China Biologic is just one of the 16 investments of Warburg, a US$35-billion private equity firm, in the Asian giant. The other investments range from education to online retailing.
When Beijing put in place tighter measures, 22 percent of blood product collection facilities shuttered by December 2006. It left few private companies to run collection center in the next 10 years, one of which was China Biologic. The boom in business allowed the firm to expand the capacity of its plasma supply.
China Biologic also benefitted from the doubling of sales of albumin, one of the firm's core products and the main protein of human blood, since 2009 to US$1.3 billion market, according to data from Marketing Research Bureau, an independent research company in Orange, Connecticut.

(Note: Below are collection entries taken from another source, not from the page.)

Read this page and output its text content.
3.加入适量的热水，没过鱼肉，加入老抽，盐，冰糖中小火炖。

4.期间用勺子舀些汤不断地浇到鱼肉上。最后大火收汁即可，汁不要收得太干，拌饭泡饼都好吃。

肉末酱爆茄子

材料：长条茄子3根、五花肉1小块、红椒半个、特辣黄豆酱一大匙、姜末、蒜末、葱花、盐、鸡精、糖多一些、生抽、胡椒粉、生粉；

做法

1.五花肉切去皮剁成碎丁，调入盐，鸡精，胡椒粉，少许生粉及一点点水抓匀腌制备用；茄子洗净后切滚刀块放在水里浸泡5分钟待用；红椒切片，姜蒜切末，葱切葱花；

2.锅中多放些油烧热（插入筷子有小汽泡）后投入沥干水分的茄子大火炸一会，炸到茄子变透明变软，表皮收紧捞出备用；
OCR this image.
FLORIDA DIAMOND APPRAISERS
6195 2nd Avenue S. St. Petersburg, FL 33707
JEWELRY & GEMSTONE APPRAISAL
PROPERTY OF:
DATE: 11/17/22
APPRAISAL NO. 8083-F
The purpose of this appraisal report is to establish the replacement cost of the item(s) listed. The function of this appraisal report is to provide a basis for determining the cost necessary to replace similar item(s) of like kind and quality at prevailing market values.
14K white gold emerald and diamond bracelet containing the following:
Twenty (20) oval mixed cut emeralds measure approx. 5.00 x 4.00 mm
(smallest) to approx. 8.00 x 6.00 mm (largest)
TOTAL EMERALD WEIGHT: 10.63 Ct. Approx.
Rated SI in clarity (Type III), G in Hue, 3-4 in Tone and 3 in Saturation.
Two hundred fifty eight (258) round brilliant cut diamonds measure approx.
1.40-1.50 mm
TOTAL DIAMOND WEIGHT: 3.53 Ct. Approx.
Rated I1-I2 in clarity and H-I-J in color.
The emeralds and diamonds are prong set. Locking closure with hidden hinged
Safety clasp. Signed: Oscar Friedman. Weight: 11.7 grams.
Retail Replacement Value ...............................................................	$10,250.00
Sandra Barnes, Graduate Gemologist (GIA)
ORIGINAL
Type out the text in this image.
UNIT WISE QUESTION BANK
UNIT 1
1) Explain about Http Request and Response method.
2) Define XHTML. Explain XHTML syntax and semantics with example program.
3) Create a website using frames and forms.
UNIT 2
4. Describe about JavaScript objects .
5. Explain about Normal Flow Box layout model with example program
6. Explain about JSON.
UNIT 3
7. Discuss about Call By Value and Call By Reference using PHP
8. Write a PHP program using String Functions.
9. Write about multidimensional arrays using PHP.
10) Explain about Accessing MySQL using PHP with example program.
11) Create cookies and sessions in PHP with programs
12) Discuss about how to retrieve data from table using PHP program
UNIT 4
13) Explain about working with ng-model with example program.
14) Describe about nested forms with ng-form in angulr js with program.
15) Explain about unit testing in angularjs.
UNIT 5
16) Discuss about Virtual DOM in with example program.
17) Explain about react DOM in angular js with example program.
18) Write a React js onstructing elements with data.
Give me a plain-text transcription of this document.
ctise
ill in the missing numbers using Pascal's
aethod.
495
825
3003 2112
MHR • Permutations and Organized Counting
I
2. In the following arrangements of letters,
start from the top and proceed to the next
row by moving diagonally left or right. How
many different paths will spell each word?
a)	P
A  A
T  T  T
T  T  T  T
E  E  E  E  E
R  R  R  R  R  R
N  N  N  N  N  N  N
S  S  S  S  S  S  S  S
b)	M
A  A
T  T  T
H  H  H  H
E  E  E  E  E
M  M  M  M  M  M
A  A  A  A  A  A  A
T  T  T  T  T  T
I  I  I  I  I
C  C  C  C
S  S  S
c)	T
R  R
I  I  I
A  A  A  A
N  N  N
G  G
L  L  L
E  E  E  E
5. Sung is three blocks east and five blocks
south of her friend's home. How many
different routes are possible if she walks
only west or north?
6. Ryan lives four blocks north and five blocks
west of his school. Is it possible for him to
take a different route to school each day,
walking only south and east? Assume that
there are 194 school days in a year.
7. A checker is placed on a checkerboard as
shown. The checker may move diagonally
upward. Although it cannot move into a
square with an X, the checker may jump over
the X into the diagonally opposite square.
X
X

Albumin is used to counter blood loss from shock. However, current per capita use of albumin in China is low vis-à-vis developed countries.
That spells good news for China Biologic since Milo Liu, analyst of Bocom International Holdings, forecasts the local market to grow by about 25 percent in the next three to five years. Liu, based in Hong Kong, gave China Biologic shares a "buy" rating.
While Beijing was the firm's channel of windfall, the government could also be the largest threats to its business if its policies on plasma products would change. Such changes from the Guizhou Provincial Government caused the closure of four China Biologic stations in 2011, which jittered investors.
Nevertheless, beside Liu, four other analysts recommend a "buy" for China Biologic stocks since its valuation has surged to 26 times projected 12-month earnings. It's more than twice the ratio in 2014.